Williams-style reply to moralist response
Unlike moralists who assert that impartial viewpoint is primary in ethics, Williams seemed to suggest that the internal viewpoint (the inside view from one's disposition) is primary in ethics (PHD: 74-5). In other words, ethical values make sense in internal viewpoints. On the other hand, if certain moral values obtain solely in the impartial point of view and do not obtain in the internal viewpoints, they does not make sense as values. Williams says: "Life has to have substance if anything is to have sense, including adherence to the impartial system; but if it has substance, then it cannot grant supreme importance to the impartial system".
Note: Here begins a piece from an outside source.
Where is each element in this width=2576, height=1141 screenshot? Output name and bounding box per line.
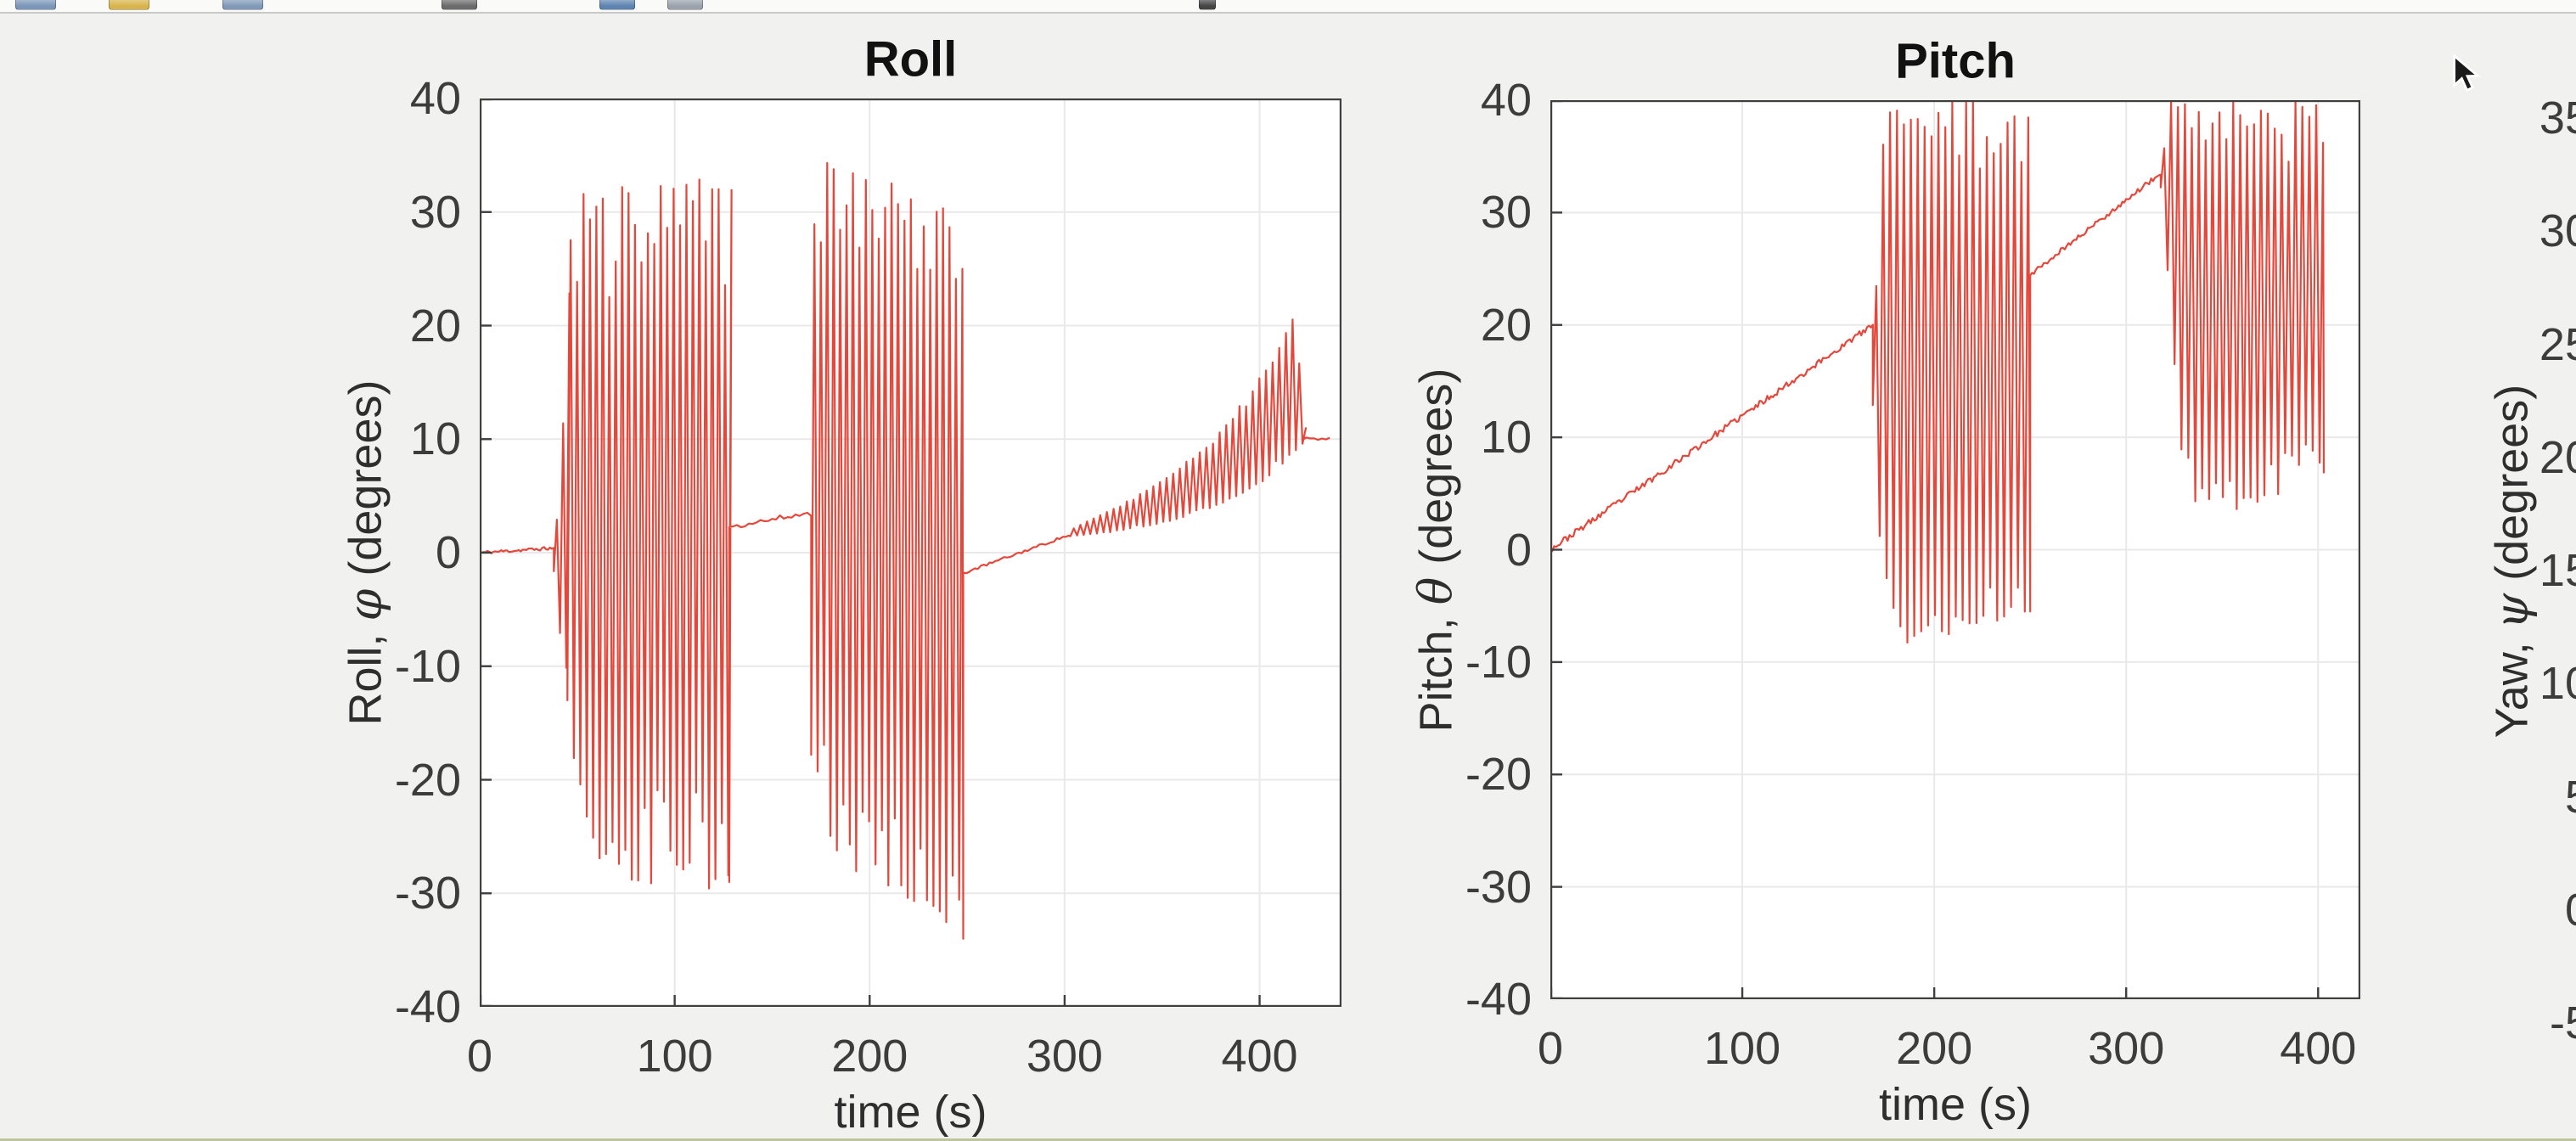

Williams' argument for the primacy of internal viewpoint: Internalism about reason
Williams proposes an argument for the primacy of internal viewpoint in ethics: an agent has reason to act only if there is a sound deliberative route to one's motivations. An agent's reason has to be connected to her motivations (internalism about reason). If not, she does not have reason to follow that. Utilitarianism and impartial moral theories are, however, committed to externalism about reason. While they suppose that the impartial viewpoint can guide us regardless of subjective motivations (internal viewpoints), Williams' argument shows otherwise.
Reconsidering Nazi officer's integrity
Indeed, the impartial viewpoint itself does not have any effect on the Nazi officer. The moral theories impose on him no reason to be moral, as he does not care about morality. If we, as we do, want to change the officer's value and integrity, we need to change his internal viewpoint instead of polishing impartial moral theories.
Summary of this section
The basic moralist response to Williams' integrity objection has been that the impartial viewpoint should guide the internal viewpoint, and, therefore, the separation of two viewpoints is not a problem for the utilitarian point of view. However, Williams can contend that the internal viewpoint is primary in ethics. As shown in his reason internalism, the impartial viewpoint itself cannot guide our internal viewpoints.